MIDAS Leads Multi-University Collaboration on Data Equity Systems
A team led by MIDAS Director, H.V. Jagadish, is establishing an information system to minimize the misuse and misinterpretation of data. Dr. Jagadish and MIDAS affiliated faculty, Tayo Fabusuyi, Robert Hampshire and Margaret Levenstein, along with colleagues at other universities, have completed initial work on methods to identify data and software bias that negatively impact equity in critical domains, such as mobility, housing, education, economic indicators and government transparency. The ultimate goal is to develop a system that will take potentially biased data from both public and private sources, and make them bias-adjusted and analysis-ready. This project will establish a Framework for Integrative Data Equity Systems (FIDES) for the study of systems that enable research on sensitive data while preventing misuse and misinterpretation.

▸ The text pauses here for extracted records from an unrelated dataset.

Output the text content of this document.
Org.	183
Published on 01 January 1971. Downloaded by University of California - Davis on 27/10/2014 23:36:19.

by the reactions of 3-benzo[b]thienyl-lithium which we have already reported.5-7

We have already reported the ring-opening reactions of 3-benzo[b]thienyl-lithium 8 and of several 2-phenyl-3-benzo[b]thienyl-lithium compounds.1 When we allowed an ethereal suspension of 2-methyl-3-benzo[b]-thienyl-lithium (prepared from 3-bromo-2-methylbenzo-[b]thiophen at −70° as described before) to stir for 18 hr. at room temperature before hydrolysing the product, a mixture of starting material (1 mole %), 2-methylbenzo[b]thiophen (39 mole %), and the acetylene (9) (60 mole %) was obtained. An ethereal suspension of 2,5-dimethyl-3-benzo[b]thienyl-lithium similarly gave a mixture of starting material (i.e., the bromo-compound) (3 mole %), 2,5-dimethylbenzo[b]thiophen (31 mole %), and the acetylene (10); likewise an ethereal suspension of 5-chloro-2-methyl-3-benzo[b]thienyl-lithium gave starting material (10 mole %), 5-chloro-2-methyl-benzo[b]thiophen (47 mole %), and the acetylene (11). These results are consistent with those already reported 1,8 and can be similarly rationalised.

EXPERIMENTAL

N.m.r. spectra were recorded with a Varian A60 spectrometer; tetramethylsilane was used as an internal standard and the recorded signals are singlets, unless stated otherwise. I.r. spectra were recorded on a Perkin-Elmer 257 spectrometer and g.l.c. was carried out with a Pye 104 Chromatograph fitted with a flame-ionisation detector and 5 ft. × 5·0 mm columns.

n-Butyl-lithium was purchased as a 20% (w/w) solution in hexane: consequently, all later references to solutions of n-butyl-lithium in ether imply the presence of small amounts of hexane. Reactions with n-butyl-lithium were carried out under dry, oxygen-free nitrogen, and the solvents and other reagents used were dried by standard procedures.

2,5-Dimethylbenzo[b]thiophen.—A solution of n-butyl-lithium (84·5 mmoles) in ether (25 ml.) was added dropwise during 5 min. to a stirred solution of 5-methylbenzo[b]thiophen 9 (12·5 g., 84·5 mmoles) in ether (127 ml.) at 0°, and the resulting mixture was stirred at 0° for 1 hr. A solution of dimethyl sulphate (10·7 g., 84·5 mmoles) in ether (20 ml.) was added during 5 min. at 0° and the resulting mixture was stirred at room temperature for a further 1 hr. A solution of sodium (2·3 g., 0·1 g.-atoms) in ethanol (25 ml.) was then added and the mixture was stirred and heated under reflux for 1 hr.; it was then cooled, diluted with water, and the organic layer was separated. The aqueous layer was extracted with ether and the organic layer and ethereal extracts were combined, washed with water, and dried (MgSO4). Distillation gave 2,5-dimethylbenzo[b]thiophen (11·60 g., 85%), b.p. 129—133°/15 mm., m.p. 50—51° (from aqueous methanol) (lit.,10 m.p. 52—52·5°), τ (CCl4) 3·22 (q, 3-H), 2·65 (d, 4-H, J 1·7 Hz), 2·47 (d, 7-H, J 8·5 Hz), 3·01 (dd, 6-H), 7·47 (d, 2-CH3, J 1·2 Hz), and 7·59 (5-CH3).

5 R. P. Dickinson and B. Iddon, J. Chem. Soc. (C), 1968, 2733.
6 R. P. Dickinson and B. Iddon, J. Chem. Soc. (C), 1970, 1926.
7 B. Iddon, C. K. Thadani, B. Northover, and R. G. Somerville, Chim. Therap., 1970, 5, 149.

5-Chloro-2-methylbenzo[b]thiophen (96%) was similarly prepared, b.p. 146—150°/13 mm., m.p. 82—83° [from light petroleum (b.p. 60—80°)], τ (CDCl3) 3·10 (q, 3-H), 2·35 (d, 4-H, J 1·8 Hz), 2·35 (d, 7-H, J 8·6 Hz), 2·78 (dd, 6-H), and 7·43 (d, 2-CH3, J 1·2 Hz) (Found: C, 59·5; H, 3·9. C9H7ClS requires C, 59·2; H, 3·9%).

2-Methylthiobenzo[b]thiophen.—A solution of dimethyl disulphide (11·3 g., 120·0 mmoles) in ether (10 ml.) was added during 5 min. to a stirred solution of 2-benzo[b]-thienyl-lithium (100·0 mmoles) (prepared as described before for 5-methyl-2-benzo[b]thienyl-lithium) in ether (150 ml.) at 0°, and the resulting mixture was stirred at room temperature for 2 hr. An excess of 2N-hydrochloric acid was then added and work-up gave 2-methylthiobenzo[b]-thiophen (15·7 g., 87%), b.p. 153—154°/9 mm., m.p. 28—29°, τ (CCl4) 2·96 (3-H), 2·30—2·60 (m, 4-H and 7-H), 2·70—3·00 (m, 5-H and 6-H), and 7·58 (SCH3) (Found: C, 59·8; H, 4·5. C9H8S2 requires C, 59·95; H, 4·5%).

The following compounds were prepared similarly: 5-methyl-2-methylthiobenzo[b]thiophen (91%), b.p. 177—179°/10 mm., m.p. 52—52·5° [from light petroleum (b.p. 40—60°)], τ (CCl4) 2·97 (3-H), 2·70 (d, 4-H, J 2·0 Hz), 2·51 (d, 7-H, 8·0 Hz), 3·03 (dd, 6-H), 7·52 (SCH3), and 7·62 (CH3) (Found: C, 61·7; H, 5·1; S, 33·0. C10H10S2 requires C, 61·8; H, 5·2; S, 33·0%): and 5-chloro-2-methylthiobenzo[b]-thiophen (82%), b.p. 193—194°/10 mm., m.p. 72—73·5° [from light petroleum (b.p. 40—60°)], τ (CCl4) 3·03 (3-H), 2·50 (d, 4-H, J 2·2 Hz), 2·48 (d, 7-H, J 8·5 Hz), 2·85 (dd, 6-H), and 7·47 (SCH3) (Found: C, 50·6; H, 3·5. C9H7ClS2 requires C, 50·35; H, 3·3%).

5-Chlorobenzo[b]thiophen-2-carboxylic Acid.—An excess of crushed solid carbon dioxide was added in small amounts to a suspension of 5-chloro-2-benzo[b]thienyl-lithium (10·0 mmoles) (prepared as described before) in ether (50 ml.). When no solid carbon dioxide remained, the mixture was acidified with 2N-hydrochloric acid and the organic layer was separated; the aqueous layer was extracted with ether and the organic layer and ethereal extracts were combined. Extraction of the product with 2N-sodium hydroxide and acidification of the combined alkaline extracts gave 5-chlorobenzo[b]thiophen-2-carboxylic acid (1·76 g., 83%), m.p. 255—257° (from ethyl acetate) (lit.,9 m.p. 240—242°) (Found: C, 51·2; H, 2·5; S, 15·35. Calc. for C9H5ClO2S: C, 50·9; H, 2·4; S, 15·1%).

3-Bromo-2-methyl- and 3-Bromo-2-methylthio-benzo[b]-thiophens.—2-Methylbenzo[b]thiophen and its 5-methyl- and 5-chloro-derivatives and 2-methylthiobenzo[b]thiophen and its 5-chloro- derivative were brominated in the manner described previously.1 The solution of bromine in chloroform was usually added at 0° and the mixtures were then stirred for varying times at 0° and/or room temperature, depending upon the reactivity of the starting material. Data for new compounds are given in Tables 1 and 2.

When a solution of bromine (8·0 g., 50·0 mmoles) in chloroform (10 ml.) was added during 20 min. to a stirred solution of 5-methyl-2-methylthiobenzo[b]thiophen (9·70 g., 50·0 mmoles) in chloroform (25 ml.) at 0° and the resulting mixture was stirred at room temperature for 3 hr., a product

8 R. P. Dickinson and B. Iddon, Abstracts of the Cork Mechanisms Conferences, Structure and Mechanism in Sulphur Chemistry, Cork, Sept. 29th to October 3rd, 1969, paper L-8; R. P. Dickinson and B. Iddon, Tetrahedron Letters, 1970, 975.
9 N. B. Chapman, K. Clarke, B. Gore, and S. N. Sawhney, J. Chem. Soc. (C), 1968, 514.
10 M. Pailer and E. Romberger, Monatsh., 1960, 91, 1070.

Fair Representation In Arts and In Data
”Fair Representation in Arts and Data” is a year-long collaboration between data scientists, artists and museum curators that was funded by the President’s Arts Initiative. The project analyzed the collection at UMMA using two widely used face detection algorithms to reveal biases in the algorithms and in museum artwork acquisition practices. Museum visitors can now get a first glimpse at the initial research findings through “White Cube, Black Box”, a display at the “YOU ARE HERE” exhibit at UMMA.
MIDAS Promotes Reproducible Data Science
A significant challenge across scientific fields is the reproducibility of research results, in both the narrow sense of reproducing the results with the same data and analytical methods, and in the broader sense of making the production of scientific knowledge transparent, traceable, and trustworthy. Data science research with increasingly complex data and long project pipelines faces reproducibility challenges every step of the way. MIDAS organized the 2020 Reproducibility Challenge to highlight high-quality reproducible work through examples of best practices across diverse fields and built an online resource collection. We now focus more intensely on actionable solutions that can be shared with other researchers to improve reproducibility. Our goal is to facilitate the development, validation and dissemination of tools and training to help make data science research more reproducible across many application domains.